My look of abject horror must’ve been worth a thousand words. I was stunned. Not just at his guess, but that he’d said all that aloud. He may as well have stabbed me.
He could tell that he’d just screwed up beyond belief. It was all over my face. But instead of owning it, he just dug himself in deeper. “Well… well… you’ve been suicidal in the past. So there. Admit it.”
“Well, yeah,” I said, “but I was never happy at the same time. Is that even possible?” My jaw had dropped and I was just gaping at him. Honestly, at that moment, being reminded that I’d been suicidal in the past was a buzzkill. My mania started to deflate rapidly.
It was all about his ego. First, he showed off his brilliant yet incorrect assessment of me. Then, instead of backpedaling, he hurt me farther by reminding me that I’ve been suicidal in the past. Thirdly, he’d spent the whole hour trying to coax me into discussing unhappy memories, and I kept dodging it and not allowing it. I think he wanted revenge.
To say I don’t trust therapists would be an understatement. And now my new therapist thinks I’m dealing with suicidal tendencies when I’m not. What should I do?
Therapist: Are you suicidal?
Me: Why do you ask?
No… too snarky.
Therapist: Are you suicidal?
Me: No. Are you?
No… too defensive.
I dunno. I mean, she seemed nice, but she really got fixated on that incident. I tried to assure her that I’m a very happy person, but she didn’t seem to believe it. And she didn’t realize that it was all the therapist’s fault. Maybe one therapist doesn’t want to acknowledge fault in a colleage (even though I didn’t name him to her). Ooooh, I should look him up all these years later and see if he has any less-than-stellar internet reviews. Anyone game? Please hold…

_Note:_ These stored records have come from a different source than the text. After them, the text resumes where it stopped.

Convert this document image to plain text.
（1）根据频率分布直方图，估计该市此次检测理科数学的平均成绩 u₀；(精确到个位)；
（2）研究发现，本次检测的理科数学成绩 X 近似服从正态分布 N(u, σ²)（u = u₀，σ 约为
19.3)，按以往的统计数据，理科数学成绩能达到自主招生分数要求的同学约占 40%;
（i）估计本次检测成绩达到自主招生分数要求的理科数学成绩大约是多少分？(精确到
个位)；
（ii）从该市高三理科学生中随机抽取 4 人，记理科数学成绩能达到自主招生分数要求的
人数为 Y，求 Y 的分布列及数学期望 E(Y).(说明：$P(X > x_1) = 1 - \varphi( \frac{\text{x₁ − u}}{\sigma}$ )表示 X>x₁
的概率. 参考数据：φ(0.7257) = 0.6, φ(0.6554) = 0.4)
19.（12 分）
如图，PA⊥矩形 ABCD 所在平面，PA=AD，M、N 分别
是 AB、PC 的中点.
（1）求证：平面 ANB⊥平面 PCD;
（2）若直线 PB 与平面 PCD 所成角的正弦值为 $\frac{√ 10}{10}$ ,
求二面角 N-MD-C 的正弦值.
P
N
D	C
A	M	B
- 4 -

Well, that yielded nothing. He’s only got a few reviews, all 5-star. Oh well.
Afterward, I wrote him a letter about how hurt I’d been. It wasn’t an angry letter, just a letter expressing my desire to end therapy. He wrote back, “I’m sorry therapy was a bad experience for you.” Not even a sincere apology!!
So now I fear that therapists as a whole are ego-driven. God bless me. Actually, God bless my current therapist who has to prove me wrong on that count.